The Bristol, Virginia, City Council has voted to give the
Birthplace of Country Music Museum a break on its taxes.  The Council
passed an ordinance giving the museum an exemption from real estate
property taxes.  Councilman Jim Steele says it was a way of thanking the
museum for all it has done to help the downtown business area and keep
Bristol’s downtown economy thriving.  “We are helping the museum all we
can and downtown is thriving and we want it to keep thriving.”
 
The museum dedicated to George Jones, in Nashville, will
open almost two years to the day since his death, says his widow,
Nancy.  The museum will open April 24th in downtown Nashville.  That
weekend will also mark the launch of “White Lightning Moonshine”

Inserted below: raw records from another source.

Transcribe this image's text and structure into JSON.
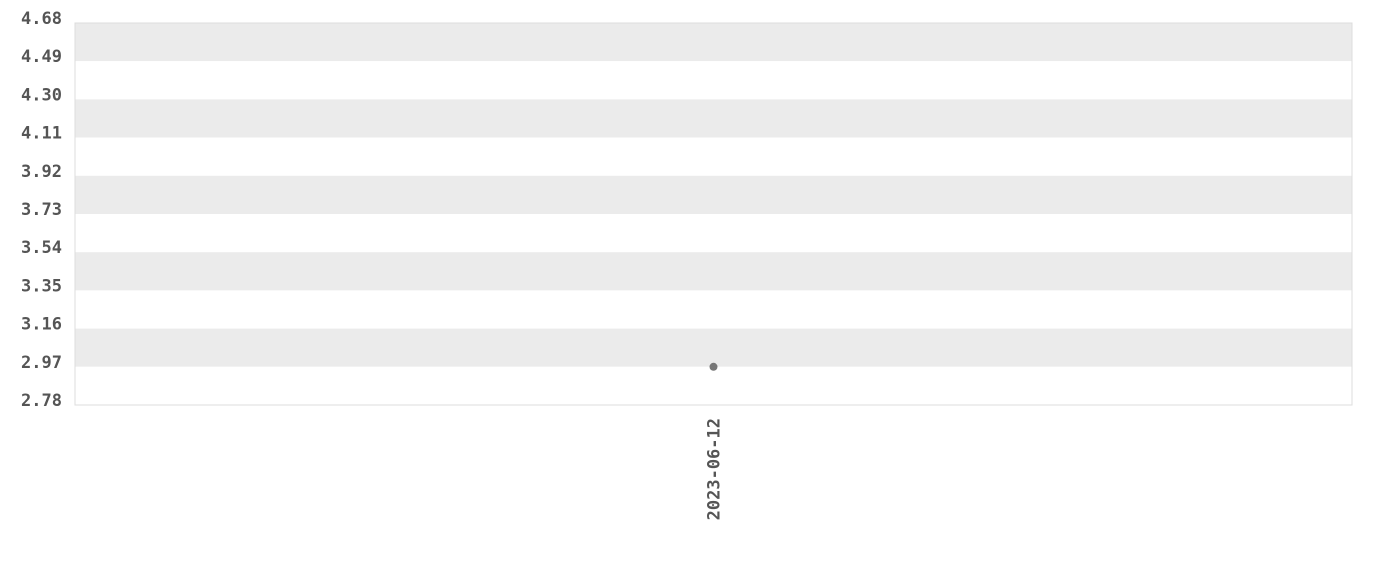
{
  "chart_data": {
    "type": "scatter",
    "title": "",
    "xlabel": "",
    "ylabel": "",
    "x_categories": [
      "2023-06-12"
    ],
    "points": [
      {
        "x": "2023-06-12",
        "y": 2.97
      }
    ],
    "y_ticks": [
      "2.78",
      "2.97",
      "3.16",
      "3.35",
      "3.54",
      "3.73",
      "3.92",
      "4.11",
      "4.30",
      "4.49",
      "4.68"
    ],
    "ylim": [
      2.78,
      4.68
    ],
    "grid": "alternating horizontal bands",
    "legend": "none",
    "colors": {
      "point": "#777777",
      "band": "#ebebeb",
      "text": "#555555",
      "border": "#dddddd"
    }
  }
}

developed in a partnership between Jone’s estate and Silver Trail
Distillery.  “White Lightning” was Jone’s first number one country hit
in 1959.
 
Internet reception is not always the best here in
California, sometimes it takes forever for anything to download, however
Al Hixson one of our NTCMA folks, sent me  a most entertaining and
interesting you-tube video of the Cheese Festival in Monroe, Wisconsin. 
Some yodeling, which was great, but I was impressed with the 137
accordion players that showed up.  Pee Wee King was always one of my
favorite accordion players, so if you’re not busy, you might enjoy
this.  And don’t forget the incredible Las Vegas act Johnny Ray Gomez
and his accordion will be at the Oak Tree Opry in Anita on May 29th,
7pm  http://youtu.be/7FTCJohm54U
 
Dolly Parton is teaming up with NBC as a producer of a
slate of 2-hour movies.  Dolly says she wants it to be fun,
inspirational with a family audience in mind.  The movies will
apparently be based on the songs, stories, and inspiring life of Dolly
herself.
 
A singer-songwriter, Corey Smith, a former social-studies
teacher has made Rolling Stone Magazine, mostly for a song he wrote
called “Fast Track.”  He’s pretty outspoken about the state of country
music today…..”For a guy like me (he’s been playing for ten years),
it’s tough to be a critic because people automatically label me as a
hater.  That I’m just jealous because I don’t have a hit song on the
radio or I’ve never won any awards.  That’s not the case.  The reality
is that country music has swung too far into this fake plastic place
that is the antithesis of what country music is.  I’ve known this stuff
first hand.  I’ve been out there slugging it for awhile and have had
many artists, without naming names, tell me, “We’re going to do it like
you, the slow methodical way and earn one fan at a time.” and then 3
months later they’re on the top of the charts and they are
everywhere….shortcuts?”
 
During his 30-year career as Director of Folklife for the
Tennessee Arts Commission, Robert Cogsville always found time to carry a
camera around with him.  Beginning in 1984, photography was his
passion, and throughout his career he documented scores of craftsmen,
artists, and musicians who keep Tennessee’s folk traditions alive.  Some
22,000 photos including those of fiddler Clyde Davenport, and blues
singer Jessie Mae Hemphill and a host of other old-time country
artists.  January 16 through March 13, they will be on display, or at
least 4,000 of them in the Tennessee Arts Commission Gallery in
Nashville.  Sure would be interesting to look into.  My, how I wish Iowa
would take more interest in the music the pioneers, settlers, and
homesteaders played in our state.  I don’t like the loneliness of being
the only one trying to do anything about saving it.